三好政康
みよしまさやす
概要
父とされる(これもはっきりしない)三好政長が細川晴元と共に政敵・三好長慶と戦い、江口の戦いで戦死する。そのため細川方として長慶と争い、松永久秀らと干戈を交える。後に和解勧告に応じて臣従。丹波八上城攻めや紀伊・河内守護の畠山高政攻めに参加し、優れた前線指揮官として三好家の勢力拡大に貢献する。
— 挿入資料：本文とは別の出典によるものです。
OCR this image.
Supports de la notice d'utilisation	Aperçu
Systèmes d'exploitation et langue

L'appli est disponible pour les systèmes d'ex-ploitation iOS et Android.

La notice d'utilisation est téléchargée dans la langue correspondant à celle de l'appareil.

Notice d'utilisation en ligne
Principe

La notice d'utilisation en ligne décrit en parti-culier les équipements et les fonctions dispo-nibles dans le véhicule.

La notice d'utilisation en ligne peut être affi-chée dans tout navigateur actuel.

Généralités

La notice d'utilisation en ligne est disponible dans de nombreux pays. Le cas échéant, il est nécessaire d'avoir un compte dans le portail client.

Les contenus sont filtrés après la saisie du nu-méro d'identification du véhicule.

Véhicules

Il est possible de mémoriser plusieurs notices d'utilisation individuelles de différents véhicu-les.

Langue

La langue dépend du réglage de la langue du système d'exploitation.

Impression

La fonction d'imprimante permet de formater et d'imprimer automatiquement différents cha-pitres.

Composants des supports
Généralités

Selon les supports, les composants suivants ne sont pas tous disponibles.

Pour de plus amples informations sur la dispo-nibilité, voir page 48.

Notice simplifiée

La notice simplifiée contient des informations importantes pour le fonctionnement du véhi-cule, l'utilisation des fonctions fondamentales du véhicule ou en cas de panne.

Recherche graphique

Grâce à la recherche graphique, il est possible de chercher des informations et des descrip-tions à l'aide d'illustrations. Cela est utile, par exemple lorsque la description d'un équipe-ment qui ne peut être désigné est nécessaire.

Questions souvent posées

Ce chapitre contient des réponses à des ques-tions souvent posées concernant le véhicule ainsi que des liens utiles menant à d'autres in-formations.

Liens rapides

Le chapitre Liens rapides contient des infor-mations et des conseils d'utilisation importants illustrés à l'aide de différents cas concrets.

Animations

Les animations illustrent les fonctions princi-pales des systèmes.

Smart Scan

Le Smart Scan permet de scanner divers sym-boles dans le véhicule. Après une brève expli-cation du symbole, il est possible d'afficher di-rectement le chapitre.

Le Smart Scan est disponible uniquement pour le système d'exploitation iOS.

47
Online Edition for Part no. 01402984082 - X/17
長慶の死後、幼君・三好義継の後見役の1人として台頭。三好長逸・岩成友通と共に『三好三人衆』と呼ばれ、松永久秀とも協力して家中で重きをなした。更に久秀や他の三人衆と謀って永禄の変を起こし、敵対していた13代将軍・足利義輝を殺害する。しかし、その後は主導権争いで三人衆と久秀が対立し、三好家中は内紛状態に陥る。政康らは久秀への対抗策として主君・義継の身柄を確保し、その上で義輝の従弟で阿波公方(阿波国平島に在住していた将軍一族)の足利義栄を次期将軍に擁立。更には阿波本国の重鎮・篠原長房を味方に引き入れ、義栄に久秀討伐の御教書を発行させるなどして万全を期す。そして軍を久秀の本拠地・大和に進駐させ、同じく大和を根城とする筒井順慶らと共闘し、戦局を有利に進める。更には、旧敵・畠山高政と組んで決戦を挑んできた久秀に大勝。なお抵抗を続ける久秀に対し、義継の親征を仰いで戦わずして勝利を収める。その後は、阿波から上陸してきた長房らの援軍も得て、阿波公方足利義栄を14代将軍として擁立。畿内の反対勢力をほぼ一掃した。
しかし、義栄の処遇から当主義継との関係が悪化し、義継が久秀側に走ってしまう。加えて三好康長ら、一族からも離反者が出たため、三好家は再び三人衆と久秀による内部分裂状態となる。といっても、この時点での戦局はまだ政康ら三人衆側に有利だった。
しかし、1568年に織田信長が義輝の弟・義昭を擁立して上洛すると、状況が一変してしまう。義継と久秀が織田家に接近する一方で、三人衆は信長との対決の道を選ぶが、勝竜寺城や淀城が落とされ、岩成友通が戦死すると、ほぼ総崩れとなってしまう。政康も山城の木津城から、本国・阿波へて退去した。その後も抵抗は続けたようだが、1569年に阿波で没したといわれている。
しかし、実は彼には生存して再度歴史の表舞台に現れたとする説がある。なんと豊臣秀吉の家臣となってそのまま豊臣秀頼に仕え、豊臣方として大坂の陣に参加したと言うのである。そこに至る経緯は定かではないが、事実なら彼はこの時80台後半の高齢である。にもかかわらず自ら金棒を振るい、味方の離脱者が続く中で秀頼に忠を尽くし、大坂夏の陣で討ち死にした。享年は87歳(88歳とも)だったという。真田幸村の部下で「真田十勇士」の1人である三好清海入道のモデルは彼だと伝わる。
逸話
実は当時一流の刀剣の目利きであり、「三好下野入道聞書」という目利き論の著書も書いている。鑑定術における、細川幽斎の師でもあった。長逸、友通、松永父子と共に将軍・義輝を殺害した際、義輝が抵抗する際に用いた刀剣の価値に気付き、丁重に保護したのはこの政康であったという説がある。この時使用された刀は、童子切り安綱,鬼丸国綱,鬼切国綱,ニッカリ青江,二つ銘則宗,不動国行、薬研藤四郎、骨喰藤四郎、大典多光世、小龍景光、南泉一文字、三日月宗近、鷹巣宗近、籠手切正宗、村雨郷といった日本を代表する業物であり、これら貴重な刀身の多くが今日に残っているのは彼の功績であるかもしれない。
特に天下五剣の一つ、「三日月宗近」に関しては、後に正康が豊臣秀吉に献上し、その後高台院を介して徳川秀忠に伝わり、以後徳川家で管理されるようになったという話がある。ただし、三日月宗近の伝来に関しては他にも諸説あり、一次資料も無いので定かでない。